Osaka also became the first Japanese woman to win a Grand Slam final after her 6-2, 6-4 triumph in Arthur Ashe Stadium at the USTA Billie Jean King National Tennis Center.
Williams had a meltdown late in the second set after being assessed for multiple violations. The 23-time Grand Slam champion was given a warning for coaching after chair umpire Carlos Ramos spotted coach Patrick Mouratoglou communicating with Williams. The tennis superstar then approached Ramos to deny being coached or cheating.
“I’m telling you right now, I don’t cheat to win. I’d rather lose,” Williams told Ramos.
Williams proceeded to win the next point to tie Osaka 1-1 in the set. Williams had consecutive double faults later in the set and smashed her racquet on the court. Ramos gave Williams a code violation warning for the outburst, which resulted in a point penalty due to her previous violation. She started the next game down 15-0. Williams again approached Ramos and demanded an apology. Osaka went on to take a 4-3 advantage in the set after Williams’ rant.
But Serena wasn’t finished with Ramos. She walked toward his chair once again when she was switching sides with Osaka.
“For you to attack my character is wrong,” Williams said. “You owe me an apology. You will never be on a court with me as long as you live. You are the liar. You owe me an apology. Say it. Say you’re sorry.”
“How dare you insinuate that I was cheating? You stole a point from me. You’re a thief too.”
Osaka was given a service game after that exchange, giving her a 5-3 edge. Williams fought back for another point but was in tears following her conversation with Ramos.
Osaka closed out the match with a service winner.
Williams refused to shake Ramos’ hand at the conclusion of the match. She embraced Osaka after taking the loss.

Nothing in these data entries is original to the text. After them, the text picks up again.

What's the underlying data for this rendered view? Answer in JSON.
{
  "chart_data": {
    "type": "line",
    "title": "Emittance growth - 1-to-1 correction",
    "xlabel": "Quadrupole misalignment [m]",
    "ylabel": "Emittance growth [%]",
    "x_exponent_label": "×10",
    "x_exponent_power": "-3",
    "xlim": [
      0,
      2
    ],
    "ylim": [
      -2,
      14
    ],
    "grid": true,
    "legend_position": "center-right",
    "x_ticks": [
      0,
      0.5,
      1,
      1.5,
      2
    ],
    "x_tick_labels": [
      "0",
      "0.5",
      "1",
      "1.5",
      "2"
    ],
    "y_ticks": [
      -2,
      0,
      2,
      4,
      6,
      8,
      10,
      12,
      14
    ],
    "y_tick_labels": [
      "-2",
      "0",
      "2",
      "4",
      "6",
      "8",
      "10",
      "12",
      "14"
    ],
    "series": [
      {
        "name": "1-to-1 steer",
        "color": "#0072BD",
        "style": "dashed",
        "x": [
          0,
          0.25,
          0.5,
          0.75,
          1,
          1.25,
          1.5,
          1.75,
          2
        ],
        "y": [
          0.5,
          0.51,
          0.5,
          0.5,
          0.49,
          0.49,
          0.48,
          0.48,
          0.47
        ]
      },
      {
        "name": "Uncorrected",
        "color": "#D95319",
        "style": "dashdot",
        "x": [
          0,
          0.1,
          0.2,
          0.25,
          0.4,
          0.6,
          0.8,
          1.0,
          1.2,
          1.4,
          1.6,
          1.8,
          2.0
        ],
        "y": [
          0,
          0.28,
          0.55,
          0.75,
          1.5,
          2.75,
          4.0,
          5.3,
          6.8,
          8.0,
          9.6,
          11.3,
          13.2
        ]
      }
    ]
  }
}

On Sunday, the tournament referee’s office docked Williams $10,000 for “verbal abuse” of Ramos, $4,000 for being warned for coaching and $3,000 for breaking her racket.
Williams began the final by taking a 1-0 advantage, before dropping five consecutive points to Osaka in the first set. She also took a 1-0 lead in the first set, and eventually pushed that lead to 3-1, before Osaka stormed back to win the match.
Osaka had six aces compared to Williams’ three aces in the final. Williams also had six double faults, while Osaka had just one.
The U.S. Open champion stood in tears on the stage during the trophy presentation. Williams attempted to comfort Osaka before addressing the booing crowd.
“I just want to tell you guys, she’s played well and this is her first Grand Slam,” Williams said. “I know you guys were here rooting and I was rooting too but let’s make this the best moment we can and we’ll get through it. Let’s give everyone the credit where credit is due.”
Osaka rejected a question regarding Williams before holding up her trophy.
“I know that everyone was cheering for her and I’m sorry it had to end like this,” Osaka said. “I just want to say thank you for watching the match.”